[677] Dans une lettre qu'il écrivit, le 28 novembre 1828, à M. de Peyronnet, garde des sceaux, le président Séguier protesta, de la façon la plus digne, contre ces paroles que lui avait prêtées le sténographe des journaux, «en les arrangeant, dit-il, à son idée». Depuis, le sténographe avoua lui-même son invention. La lettre du président, qu'on a rappelée dans quelques journaux des premiers jours de décembre 1864, à propos du plaidoyer de M. Berryer au procès dit des Treize, où le fameux mot se trouvait encore cité, a été reproduite textuellement dans l'Histoire de Louis-Philippe par M. Crétineau-Joly.

Ce que M. Beugnot nous a raconté tout à l'heure prouve qu'il n'est pas aussi facile qu'on le croit de faire un mot historique. Il faut s'y prendre à plusieurs fois pour le bien frapper et lui donner son empreinte: ce produit prétendu de l'improvisation la plus spontanée ne s'improvise jamais.

M. de Chateaubriand, qui ratissa si bien, il nous l'a dit, la célèbre phrase de M. de Montlosier, dut lui-même laisser ratisser les siennes. Celle qu'il fit sur la chute de M. Decazes, après l'assassinat du duc de Berry, ne fut pas, de premier jet, telle qu'elle est restée. Il fallut l'émonder un peu. «M. de Vitrolles m'a raconté, dit M. de Marcellus, que M. de Chateaubriand ayant apporté au bureau du Conservateur l'article où se trouvait cette terrible parole: «Les pieds lui ont glissé dans le sang,» elle était sur le manuscrit suivie de celle-ci: «Le torrent de nos larmes l'a emporté;» et comme on fit observer à l'écrivain que l'image ainsi délayée perdait de son énergie, il biffa tout d'un trait le torrent; mais s'il effaça, sans murmurer, le second membre de la phrase, il n'a jamais regretté le premier, ni ce qu'il appelait la chute du favori[678].» Fidèle en tout, même à ses inimitiés, M. de Chateaubriand n'oubliait jamais le mot fait par lui ou par d'autres contre les hommes qu'il n'aimait pas. Il a mis dans les Mémoires d'outre-tombe[679] celui du marquis de Lauderdale[680] sur M. de Talleyrand. Il se contenta d'affaiblir l'expression, et d'écrire: «C'est de la boue dans un bas de soie.»

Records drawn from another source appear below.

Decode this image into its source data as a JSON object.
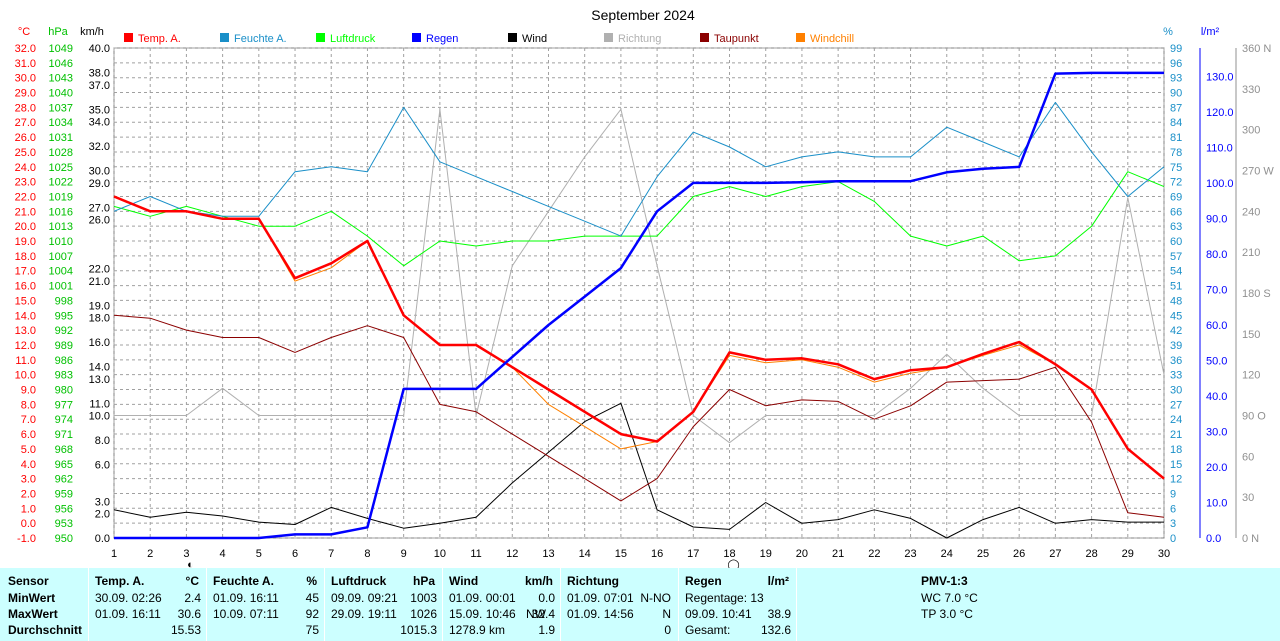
{
  "title": "September 2024",
  "axis_units": {
    "temp": "°C",
    "pressure": "hPa",
    "wind": "km/h",
    "humidity": "%",
    "rain": "l/m²"
  },
  "legend": [
    {
      "label": "Temp. A.",
      "color": "#ff0000"
    },
    {
      "label": "Feuchte A.",
      "color": "#1a8fc8"
    },
    {
      "label": "Luftdruck",
      "color": "#00ff00"
    },
    {
      "label": "Regen",
      "color": "#0000ff"
    },
    {
      "label": "Wind",
      "color": "#000000"
    },
    {
      "label": "Richtung",
      "color": "#b0b0b0"
    },
    {
      "label": "Taupunkt",
      "color": "#8b0000"
    },
    {
      "label": "Windchill",
      "color": "#ff8000"
    }
  ],
  "colors": {
    "temp": "#ff0000",
    "humidity": "#1a8fc8",
    "pressure": "#00ff00",
    "rain": "#0000ff",
    "wind": "#000000",
    "direction": "#b0b0b0",
    "dewpoint": "#8b0000",
    "windchill": "#ff8000",
    "stats_bg": "#ccffff"
  },
  "chart_data": {
    "type": "line",
    "x": [
      1,
      2,
      3,
      4,
      5,
      6,
      7,
      8,
      9,
      10,
      11,
      12,
      13,
      14,
      15,
      16,
      17,
      18,
      19,
      20,
      21,
      22,
      23,
      24,
      25,
      26,
      27,
      28,
      29,
      30
    ],
    "xlim": [
      1,
      30
    ],
    "axes": {
      "temp": {
        "min": -1.0,
        "max": 32.0,
        "ticks": [
          "32.0",
          "31.0",
          "30.0",
          "29.0",
          "28.0",
          "27.0",
          "26.0",
          "25.0",
          "24.0",
          "23.0",
          "22.0",
          "21.0",
          "20.0",
          "19.0",
          "18.0",
          "17.0",
          "16.0",
          "15.0",
          "14.0",
          "13.0",
          "12.0",
          "11.0",
          "10.0",
          "9.0",
          "8.0",
          "7.0",
          "6.0",
          "5.0",
          "4.0",
          "3.0",
          "2.0",
          "1.0",
          "0.0",
          "-1.0"
        ]
      },
      "pressure": {
        "min": 950,
        "max": 1049,
        "ticks": [
          "1049",
          "1046",
          "1043",
          "1040",
          "1037",
          "1034",
          "1031",
          "1028",
          "1025",
          "1022",
          "1019",
          "1016",
          "1013",
          "1010",
          "1007",
          "1004",
          "1001",
          "998",
          "995",
          "992",
          "989",
          "986",
          "983",
          "980",
          "977",
          "974",
          "971",
          "968",
          "965",
          "962",
          "959",
          "956",
          "953",
          "950"
        ]
      },
      "wind": {
        "min": 0,
        "max": 40,
        "ticks": [
          0,
          2,
          3,
          6,
          8,
          10,
          11,
          13,
          14,
          16,
          18,
          19,
          21,
          22,
          26,
          27,
          29,
          30,
          32,
          34,
          35,
          37,
          38,
          40
        ],
        "tick_labels": [
          "0.0",
          "2.0",
          "3.0",
          "6.0",
          "8.0",
          "10.0",
          "11.0",
          "13.0",
          "14.0",
          "16.0",
          "18.0",
          "19.0",
          "21.0",
          "22.0",
          "26.0",
          "27.0",
          "29.0",
          "30.0",
          "32.0",
          "34.0",
          "35.0",
          "37.0",
          "38.0",
          "40.0"
        ]
      },
      "humidity": {
        "min": 0,
        "max": 99,
        "ticks": [
          "99",
          "96",
          "93",
          "90",
          "87",
          "84",
          "81",
          "78",
          "75",
          "72",
          "69",
          "66",
          "63",
          "60",
          "57",
          "54",
          "51",
          "48",
          "45",
          "42",
          "39",
          "36",
          "33",
          "30",
          "27",
          "24",
          "21",
          "18",
          "15",
          "12",
          "9",
          "6",
          "3",
          "0"
        ]
      },
      "rain": {
        "min": 0,
        "max": 138,
        "ticks": [
          0,
          10,
          20,
          30,
          40,
          50,
          60,
          70,
          80,
          90,
          100,
          110,
          120,
          130
        ],
        "tick_labels": [
          "0.0",
          "10.0",
          "20.0",
          "30.0",
          "40.0",
          "50.0",
          "60.0",
          "70.0",
          "80.0",
          "90.0",
          "100.0",
          "110.0",
          "120.0",
          "130.0"
        ]
      },
      "direction": {
        "min": 0,
        "max": 360,
        "ticks": [
          0,
          30,
          60,
          90,
          120,
          150,
          180,
          210,
          240,
          270,
          300,
          330,
          360
        ],
        "tick_labels": [
          "0 N",
          "30",
          "60",
          "90 O",
          "120",
          "150",
          "180 S",
          "210",
          "240",
          "270 W",
          "300",
          "330",
          "360 N"
        ]
      }
    },
    "series": [
      {
        "name": "Temp. A.",
        "axis": "temp",
        "values": [
          22.0,
          21.0,
          21.0,
          20.5,
          20.5,
          16.5,
          17.5,
          19.0,
          14.0,
          12.0,
          12.0,
          10.5,
          9.0,
          7.5,
          6.0,
          5.5,
          7.5,
          11.5,
          11.0,
          11.1,
          10.7,
          9.7,
          10.3,
          10.5,
          11.4,
          12.2,
          10.7,
          9.0,
          5.0,
          3.0
        ],
        "width": 2.5
      },
      {
        "name": "Feuchte A.",
        "axis": "humidity",
        "values": [
          66,
          69,
          66,
          65,
          65,
          74,
          75,
          74,
          87,
          76,
          73,
          70,
          67,
          64,
          61,
          73,
          82,
          79,
          75,
          77,
          78,
          77,
          77,
          83,
          80,
          77,
          88,
          78,
          69,
          75
        ],
        "width": 1
      },
      {
        "name": "Luftdruck",
        "axis": "pressure",
        "values": [
          1017,
          1015,
          1017,
          1015,
          1013,
          1013,
          1016,
          1011,
          1005,
          1010,
          1009,
          1010,
          1010,
          1011,
          1011,
          1011,
          1019,
          1021,
          1019,
          1021,
          1022,
          1018,
          1011,
          1009,
          1011,
          1006,
          1007,
          1013,
          1024,
          1021
        ],
        "width": 1
      },
      {
        "name": "Regen",
        "axis": "rain",
        "values": [
          0,
          0,
          0,
          0,
          0,
          1.0,
          1.0,
          3.0,
          42.0,
          42.0,
          42.0,
          51.0,
          60.0,
          68.0,
          76.0,
          92.0,
          100.0,
          100.0,
          100.0,
          100.2,
          100.5,
          100.5,
          100.5,
          103.0,
          104.0,
          104.5,
          130.8,
          131.0,
          131.0,
          131.0
        ],
        "width": 2.5
      },
      {
        "name": "Wind",
        "axis": "wind",
        "values": [
          2.3,
          1.7,
          2.1,
          1.8,
          1.3,
          1.1,
          2.5,
          1.6,
          0.8,
          1.2,
          1.7,
          4.5,
          7.0,
          9.5,
          11.0,
          2.3,
          0.9,
          0.7,
          2.9,
          1.2,
          1.5,
          2.3,
          1.6,
          0,
          1.5,
          2.5,
          1.2,
          1.5,
          1.3,
          1.3
        ],
        "width": 1
      },
      {
        "name": "Richtung",
        "axis": "direction",
        "values": [
          90,
          90,
          90,
          110,
          90,
          90,
          90,
          90,
          90,
          315,
          90,
          200,
          240,
          280,
          315,
          200,
          90,
          70,
          90,
          90,
          90,
          90,
          110,
          135,
          110,
          90,
          90,
          90,
          250,
          120
        ],
        "width": 1
      },
      {
        "name": "Taupunkt",
        "axis": "temp",
        "values": [
          14.0,
          13.8,
          13.0,
          12.5,
          12.5,
          11.5,
          12.5,
          13.3,
          12.5,
          8.0,
          7.5,
          6.0,
          4.5,
          3.0,
          1.5,
          3.0,
          6.5,
          9.0,
          7.9,
          8.3,
          8.2,
          7.0,
          7.9,
          9.5,
          9.6,
          9.7,
          10.5,
          6.8,
          0.7,
          0.4
        ],
        "width": 1
      },
      {
        "name": "Windchill",
        "axis": "temp",
        "values": [
          22.0,
          21.0,
          21.0,
          20.5,
          20.5,
          16.3,
          17.2,
          19.0,
          14.0,
          12.0,
          12.0,
          10.5,
          8.0,
          6.5,
          5.0,
          5.5,
          7.5,
          11.3,
          10.8,
          11.0,
          10.5,
          9.5,
          10.1,
          10.5,
          11.3,
          12.0,
          10.7,
          9.0,
          5.0,
          3.0
        ],
        "width": 1
      }
    ],
    "grid": true,
    "legend_placement": "top",
    "markers": [
      {
        "day": 3,
        "symbol": "◐"
      },
      {
        "day": 18,
        "symbol": "◯"
      }
    ]
  },
  "stats": {
    "sensor": {
      "header": "Sensor",
      "min": "MinWert",
      "max": "MaxWert",
      "avg": "Durchschnitt"
    },
    "temp": {
      "header": "Temp. A.",
      "unit": "°C",
      "min_time": "30.09.  02:26",
      "min_val": "2.4",
      "max_time": "01.09.  16:11",
      "max_val": "30.6",
      "avg": "15.53"
    },
    "humidity": {
      "header": "Feuchte A.",
      "unit": "%",
      "min_time": "01.09.  16:11",
      "min_val": "45",
      "max_time": "10.09.  07:11",
      "max_val": "92",
      "avg": "75"
    },
    "pressure": {
      "header": "Luftdruck",
      "unit": "hPa",
      "min_time": "09.09.  09:21",
      "min_val": "1003",
      "max_time": "29.09.  19:11",
      "max_val": "1026",
      "avg": "1015.3"
    },
    "wind": {
      "header": "Wind",
      "unit": "km/h",
      "min_time": "01.09.  00:01",
      "min_val": "0.0",
      "max_time": "15.09.  10:46",
      "max_dir": "NW",
      "max_val": "32.4",
      "avg_label": "1278.9 km",
      "avg": "1.9"
    },
    "direction": {
      "header": "Richtung",
      "min_time": "01.09.  07:01",
      "min_val": "N-NO",
      "max_time": "01.09.  14:56",
      "max_val": "N",
      "avg": "0"
    },
    "rain": {
      "header": "Regen",
      "unit": "l/m²",
      "rain_days": "Regentage: 13",
      "max_time": "09.09.  10:41",
      "max_val": "38.9",
      "total_label": "Gesamt:",
      "total": "132.6"
    },
    "pmv": {
      "header": "PMV-1:3",
      "wc": "WC 7.0 °C",
      "tp": "TP 3.0 °C"
    }
  }
}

[678] Marcellus, Chateaubriand et son temps, p. 243.

[679] T. V, p. 402.

[680] On l'attribue aussi à Fox.

Les changements subis par la phrase que le gouvernement de Juillet se donna pour mot d'ordre sont une preuve de l'influence qu'une simple particule peut avoir en pareil cas. Entre l'adjectif numéral une et l'article la, certes la différence n'est pas grande lorsqu'il s'agit d'une phrase ordinaire. Cette fois, il y eut presque entre les deux assez de place pour une révolution; tant il est vrai, comme l'a dit Montaigne, que la plupart des troubles de ce monde sont grammairiens.

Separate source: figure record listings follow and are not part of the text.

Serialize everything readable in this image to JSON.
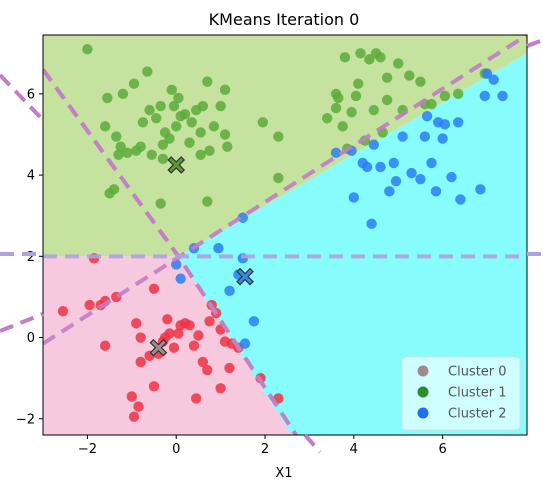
{
  "chart_data": {
    "type": "scatter",
    "title": "KMeans Iteration 0",
    "xlabel": "X1",
    "ylabel": "",
    "xlim": [
      -3.0,
      7.9
    ],
    "ylim": [
      -2.4,
      7.45
    ],
    "xticks": [
      -2,
      0,
      2,
      4,
      6
    ],
    "yticks": [
      -2,
      0,
      2,
      4,
      6
    ],
    "grid": false,
    "legend_position": "bottom-right",
    "legend": [
      {
        "label": "Cluster 0",
        "color": "#a08a8a"
      },
      {
        "label": "Cluster 1",
        "color": "#2e8b2e"
      },
      {
        "label": "Cluster 2",
        "color": "#1e6ff0"
      }
    ],
    "regions": [
      {
        "name": "Cluster 1 region",
        "color": "#c3e09a",
        "polygon": [
          [
            -3.0,
            7.45
          ],
          [
            7.9,
            7.45
          ],
          [
            7.9,
            7.0
          ],
          [
            0.05,
            2.0
          ],
          [
            -3.0,
            2.0
          ]
        ]
      },
      {
        "name": "Cluster 2 region",
        "color": "#7ffcfc",
        "polygon": [
          [
            0.05,
            2.0
          ],
          [
            7.9,
            7.0
          ],
          [
            7.9,
            -2.4
          ],
          [
            2.6,
            -2.4
          ],
          [
            0.05,
            2.0
          ]
        ]
      },
      {
        "name": "Cluster 0 region",
        "color": "#f7c6dc",
        "polygon": [
          [
            -3.0,
            2.0
          ],
          [
            0.05,
            2.0
          ],
          [
            2.6,
            -2.4
          ],
          [
            -3.0,
            -2.4
          ]
        ]
      }
    ],
    "boundaries": [
      {
        "color": "#c4a8a8",
        "points": [
          [
            -3.0,
            6.6
          ],
          [
            0.05,
            2.0
          ],
          [
            3.3,
            -3.4
          ]
        ]
      },
      {
        "color": "#c27cc8",
        "points": [
          [
            -3.0,
            -0.15
          ],
          [
            7.9,
            7.45
          ]
        ]
      },
      {
        "color": "#c27cc8",
        "points": [
          [
            -3.0,
            6.6
          ],
          [
            0.05,
            2.0
          ],
          [
            3.3,
            -3.4
          ]
        ]
      },
      {
        "color": "#b0a0e0",
        "points": [
          [
            -3.0,
            2.0
          ],
          [
            7.9,
            2.0
          ]
        ]
      }
    ],
    "centroids": [
      {
        "cluster": "Cluster 0",
        "x": -0.4,
        "y": -0.25,
        "color": "#a08a8a"
      },
      {
        "cluster": "Cluster 1",
        "x": 0.0,
        "y": 4.25,
        "color": "#5a9a3a"
      },
      {
        "cluster": "Cluster 2",
        "x": 1.55,
        "y": 1.5,
        "color": "#3a8ae0"
      }
    ],
    "series": [
      {
        "name": "Cluster 0",
        "color": "#ee3344",
        "points": [
          [
            -2.55,
            0.65
          ],
          [
            -1.95,
            0.8
          ],
          [
            -1.7,
            0.8
          ],
          [
            -1.6,
            0.9
          ],
          [
            -1.35,
            1.0
          ],
          [
            -1.85,
            1.95
          ],
          [
            -1.6,
            -0.2
          ],
          [
            -0.9,
            0.35
          ],
          [
            -0.8,
            0.0
          ],
          [
            -0.6,
            -0.45
          ],
          [
            -0.5,
            1.2
          ],
          [
            -0.4,
            -0.4
          ],
          [
            -0.3,
            -0.1
          ],
          [
            -0.25,
            0.0
          ],
          [
            -0.2,
            0.45
          ],
          [
            -0.15,
            0.1
          ],
          [
            -0.05,
            -0.25
          ],
          [
            0.05,
            0.1
          ],
          [
            0.1,
            0.3
          ],
          [
            0.2,
            0.35
          ],
          [
            0.3,
            0.3
          ],
          [
            0.4,
            -0.2
          ],
          [
            0.5,
            0.05
          ],
          [
            0.6,
            -0.6
          ],
          [
            0.7,
            -0.8
          ],
          [
            0.75,
            0.4
          ],
          [
            0.8,
            0.8
          ],
          [
            0.9,
            0.6
          ],
          [
            1.0,
            0.2
          ],
          [
            1.1,
            -0.1
          ],
          [
            1.25,
            -0.15
          ],
          [
            1.4,
            -0.25
          ],
          [
            1.2,
            -0.75
          ],
          [
            1.0,
            -1.25
          ],
          [
            0.45,
            -1.5
          ],
          [
            -0.5,
            -1.2
          ],
          [
            -0.85,
            -1.7
          ],
          [
            -1.0,
            -1.45
          ],
          [
            -0.95,
            -1.95
          ],
          [
            -0.8,
            -0.6
          ],
          [
            1.9,
            -1.0
          ],
          [
            2.3,
            -1.5
          ]
        ]
      },
      {
        "name": "Cluster 1",
        "color": "#5cab3a",
        "points": [
          [
            -2.0,
            7.1
          ],
          [
            -1.6,
            5.2
          ],
          [
            -1.55,
            5.9
          ],
          [
            -1.35,
            4.95
          ],
          [
            -1.3,
            4.5
          ],
          [
            -1.1,
            4.55
          ],
          [
            -1.2,
            6.0
          ],
          [
            -0.95,
            6.25
          ],
          [
            -0.9,
            4.6
          ],
          [
            -0.8,
            4.7
          ],
          [
            -0.75,
            5.3
          ],
          [
            -0.65,
            6.55
          ],
          [
            -0.6,
            5.6
          ],
          [
            -0.55,
            4.5
          ],
          [
            -0.45,
            5.4
          ],
          [
            -0.35,
            5.7
          ],
          [
            -0.3,
            4.75
          ],
          [
            -0.25,
            5.05
          ],
          [
            -0.15,
            4.9
          ],
          [
            -0.1,
            6.1
          ],
          [
            -0.05,
            5.7
          ],
          [
            0.0,
            5.2
          ],
          [
            0.05,
            5.9
          ],
          [
            0.1,
            5.45
          ],
          [
            0.2,
            5.5
          ],
          [
            0.3,
            4.8
          ],
          [
            0.35,
            5.3
          ],
          [
            0.45,
            5.6
          ],
          [
            0.55,
            5.05
          ],
          [
            0.55,
            4.5
          ],
          [
            0.6,
            5.7
          ],
          [
            0.7,
            6.3
          ],
          [
            0.75,
            4.6
          ],
          [
            0.85,
            5.2
          ],
          [
            1.0,
            5.7
          ],
          [
            1.1,
            5.0
          ],
          [
            1.15,
            4.7
          ],
          [
            1.1,
            6.1
          ],
          [
            -1.25,
            4.7
          ],
          [
            -1.5,
            3.55
          ],
          [
            -1.4,
            3.65
          ],
          [
            -0.35,
            3.3
          ],
          [
            0.7,
            3.35
          ],
          [
            -0.3,
            4.4
          ],
          [
            1.95,
            5.3
          ],
          [
            2.3,
            4.95
          ],
          [
            3.4,
            5.4
          ],
          [
            3.6,
            6.0
          ],
          [
            3.6,
            5.65
          ],
          [
            3.65,
            5.9
          ],
          [
            3.75,
            5.2
          ],
          [
            3.8,
            6.9
          ],
          [
            3.85,
            4.65
          ],
          [
            3.95,
            5.55
          ],
          [
            4.05,
            5.95
          ],
          [
            4.1,
            6.25
          ],
          [
            4.15,
            7.0
          ],
          [
            4.25,
            4.85
          ],
          [
            4.35,
            6.85
          ],
          [
            4.45,
            5.6
          ],
          [
            4.5,
            7.0
          ],
          [
            4.6,
            6.9
          ],
          [
            4.65,
            5.05
          ],
          [
            4.75,
            5.85
          ],
          [
            4.75,
            6.4
          ],
          [
            5.0,
            6.75
          ],
          [
            5.1,
            5.6
          ],
          [
            5.25,
            6.45
          ],
          [
            5.5,
            6.3
          ],
          [
            5.6,
            5.75
          ],
          [
            5.75,
            5.75
          ],
          [
            6.05,
            5.95
          ],
          [
            6.35,
            6.0
          ],
          [
            6.95,
            6.5
          ],
          [
            2.3,
            3.93
          ]
        ]
      },
      {
        "name": "Cluster 2",
        "color": "#2a7ff4",
        "points": [
          [
            3.6,
            4.55
          ],
          [
            3.95,
            4.6
          ],
          [
            4.2,
            4.3
          ],
          [
            4.3,
            4.2
          ],
          [
            4.45,
            4.75
          ],
          [
            4.6,
            4.2
          ],
          [
            4.8,
            3.6
          ],
          [
            4.9,
            4.3
          ],
          [
            4.95,
            3.85
          ],
          [
            5.1,
            4.95
          ],
          [
            5.3,
            4.05
          ],
          [
            5.5,
            3.9
          ],
          [
            5.6,
            4.95
          ],
          [
            5.65,
            5.45
          ],
          [
            5.75,
            4.3
          ],
          [
            5.85,
            3.6
          ],
          [
            5.9,
            5.3
          ],
          [
            6.0,
            4.9
          ],
          [
            6.05,
            5.25
          ],
          [
            6.2,
            3.95
          ],
          [
            6.35,
            5.3
          ],
          [
            6.4,
            3.4
          ],
          [
            6.85,
            3.65
          ],
          [
            6.95,
            5.95
          ],
          [
            7.0,
            6.5
          ],
          [
            7.15,
            6.35
          ],
          [
            7.35,
            5.95
          ],
          [
            4.0,
            3.45
          ],
          [
            4.4,
            2.8
          ],
          [
            1.5,
            2.95
          ],
          [
            0.0,
            1.8
          ],
          [
            0.1,
            1.45
          ],
          [
            0.4,
            2.2
          ],
          [
            0.95,
            2.2
          ],
          [
            1.2,
            1.15
          ],
          [
            1.4,
            1.55
          ],
          [
            1.5,
            1.95
          ],
          [
            1.75,
            0.4
          ],
          [
            1.55,
            -0.15
          ]
        ]
      }
    ]
  }
}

«Le duc d'Orléans, dit M. Guizot[681], en acceptant, le 31 juillet, la lieutenance générale du royaume, avait terminé sa première proclamation par ces mots: La Charte sera désormais une vérité. Cette reconnaissance implicite de la Charte, même pour la réformer, déplut à quelques-uns des commissaires qui s'étaient rendus au Palais-Royal, et, je ne sais à quel moment précis, ni par quels moyens, ils y firent substituer, dans le Moniteur du 2 août, cette absurde phrase: Une charte sera désormais une vérité: altération que le Moniteur du lendemain, 3 août, démentit par un erratum formel.»

[681] Mémoires pour servir à l'histoire de mon temps, t. II, p. 22.